On Nov 11, 2010, at 3:37 PM, Isabel Drost wrote:
> On 09.11.2010 Grant Ingersoll wrote:
>> Hi Benson, I looked at the site and it seemed interesting, but didn't dig
>> any deeper. Can you give a paragraph on what it does?
>
> If I understood Benson correctly when we were talking at Apache Con, the library
> is meant to provide a means to remove clutter (including navigational content
> etc.) from web pages. The original intention was to run it as a clean-up step
> before displaying the web page in browsers. However given that any text
> processing usually needs cleaning up web pages and extracting the relevant
> content as a very first step, the idea was to abuse the methods for automated
> text extraction as well.
>
> As a side note - a project with similar goals was mentioned on the Lucene
> mailing lists a while ago: http://code.google.com/p/boilerpipe/
>
> Cheers,
> Isabel
Re: Lib to pull text from web pages?
Posted by Benson Margulies <bi...@gmail.com>.
TIka has boilerpipe, which is not bad for web pages in general. I have
a port of readability, which is better than boilerpipe for news
articles in particular. It seems to me that I should investigate if
Tika has room for both.
On Thu, Nov 11, 2010 at 4:04 PM, Ted Dunning <te...@gmail.com> wrote:
> I believe that this is included in Tika now (according to Ken Krugler)
>
> On Thu, Nov 11, 2010 at 12:37 PM, Isabel Drost <is...@apache.org> wrote:
>
>> ...
>>
>> As a side note - a project with similar goals was mentioned on the Lucene
>> mailing lists a while ago: http://code.google.com/p/boilerpipe/
>>
>> Cheers,
>> Isabel
>>
>
Re: Lib to pull text from web pages?
Posted by Ted Dunning <te...@gmail.com>.
I believe that this is included in Tika now (according to Ken Krugler)

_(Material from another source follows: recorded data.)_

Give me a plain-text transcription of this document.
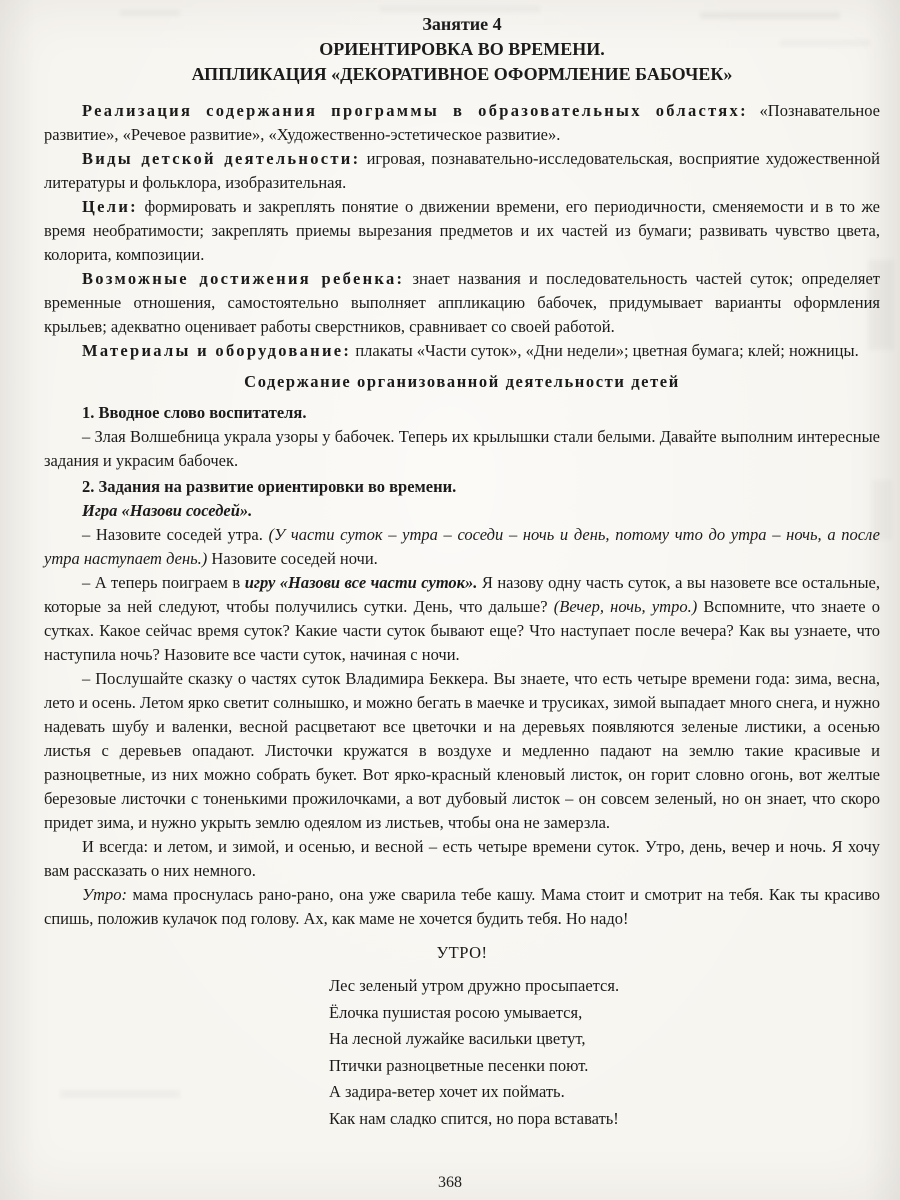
Занятие 4
ОРИЕНТИРОВКА ВО ВРЕМЕНИ.
АППЛИКАЦИЯ «ДЕКОРАТИВНОЕ ОФОРМЛЕНИЕ БАБОЧЕК»

Реализация содержания программы в образовательных областях: «Познавательное развитие», «Речевое развитие», «Художественно-эстетическое развитие».

Виды детской деятельности: игровая, познавательно-исследовательская, восприятие художественной литературы и фольклора, изобразительная.

Цели: формировать и закреплять понятие о движении времени, его периодичности, сменяемости и в то же время необратимости; закреплять приемы вырезания предметов и их частей из бумаги; развивать чувство цвета, колорита, композиции.

Возможные достижения ребенка: знает названия и последовательность частей суток; определяет временные отношения, самостоятельно выполняет аппликацию бабочек, придумывает варианты оформления крыльев; адекватно оценивает работы сверстников, сравнивает со своей работой.

Материалы и оборудование: плакаты «Части суток», «Дни недели»; цветная бумага; клей; ножницы.

Содержание организованной деятельности детей

1. Вводное слово воспитателя.

– Злая Волшебница украла узоры у бабочек. Теперь их крылышки стали белыми. Давайте выполним интересные задания и украсим бабочек.

2. Задания на развитие ориентировки во времени.

Игра «Назови соседей».

– Назовите соседей утра. (У части суток – утра – соседи – ночь и день, потому что до утра – ночь, а после утра наступает день.) Назовите соседей ночи.

– А теперь поиграем в игру «Назови все части суток». Я назову одну часть суток, а вы назовете все остальные, которые за ней следуют, чтобы получились сутки. День, что дальше? (Вечер, ночь, утро.) Вспомните, что знаете о сутках. Какое сейчас время суток? Какие части суток бывают еще? Что наступает после вечера? Как вы узнаете, что наступила ночь? Назовите все части суток, начиная с ночи.

– Послушайте сказку о частях суток Владимира Беккера. Вы знаете, что есть четыре времени года: зима, весна, лето и осень. Летом ярко светит солнышко, и можно бегать в маечке и трусиках, зимой выпадает много снега, и нужно надевать шубу и валенки, весной расцветают все цветочки и на деревьях появляются зеленые листики, а осенью листья с деревьев опадают. Листочки кружатся в воздухе и медленно падают на землю такие красивые и разноцветные, из них можно собрать букет. Вот ярко-красный кленовый листок, он горит словно огонь, вот желтые березовые листочки с тоненькими прожилочками, а вот дубовый листок – он совсем зеленый, но он знает, что скоро придет зима, и нужно укрыть землю одеялом из листьев, чтобы она не замерзла.

И всегда: и летом, и зимой, и осенью, и весной – есть четыре времени суток. Утро, день, вечер и ночь. Я хочу вам рассказать о них немного.

Утро: мама проснулась рано-рано, она уже сварила тебе кашу. Мама стоит и смотрит на тебя. Как ты красиво спишь, положив кулачок под голову. Ах, как маме не хочется будить тебя. Но надо!

УТРО!
Лес зеленый утром дружно просыпается.
Ёлочка пушистая росою умывается,
На лесной лужайке васильки цветут,
Птички разноцветные песенки поют.
А задира-ветер хочет их поймать.
Как нам сладко спится, но пора вставать!
368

On Thu, Nov 11, 2010 at 12:37 PM, Isabel Drost <is...@apache.org> wrote:
> ...
>
> As a side note - a project with similar goals was mentioned on the Lucene
> mailing lists a while ago: http://code.google.com/p/boilerpipe/
>
> Cheers,
> Isabel
>
Re: Lib to pull text from web pages?
Posted by Isabel Drost <is...@apache.org>.
On 09.11.2010 Grant Ingersoll wrote:
> Hi Benson, I looked at the site and it seemed interesting, but didn't dig
> any deeper. Can you give a paragraph on what it does?
If I understood Benson correctly when we were talking at Apache Con, the library
is meant to provide a means to remove clutter (including navigational content
etc.) from web pages. The original intention was to run it as a clean-up step
before displaying the web page in browsers. However given that any text
processing usually needs cleaning up web pages and extracting the relevant
content as a very first step, the idea was to abuse the methods for automated
text extraction as well.
As a side note - a project with similar goals was mentioned on the Lucene
mailing lists a while ago: http://code.google.com/p/boilerpipe/
Cheers,
Isabel
Re: Lib to pull text from web pages?
Posted by Grant Ingersoll <gs...@apache.org>.
Hi Benson, I looked at the site and it seemed interesting, but didn't dig any deeper. Can you give a paragraph on what it does?
On Nov 3, 2010, at 5:51 PM, Benson Margulies wrote:
> I've just spend a few days turning
> http://lab.arc90.com/experiments/readability/ into Java. I'll push it
> to github at some point unless Mahout is ready to branch out in this
> direction.
--------------------------
Grant Ingersoll
http://www.lucidimagination.com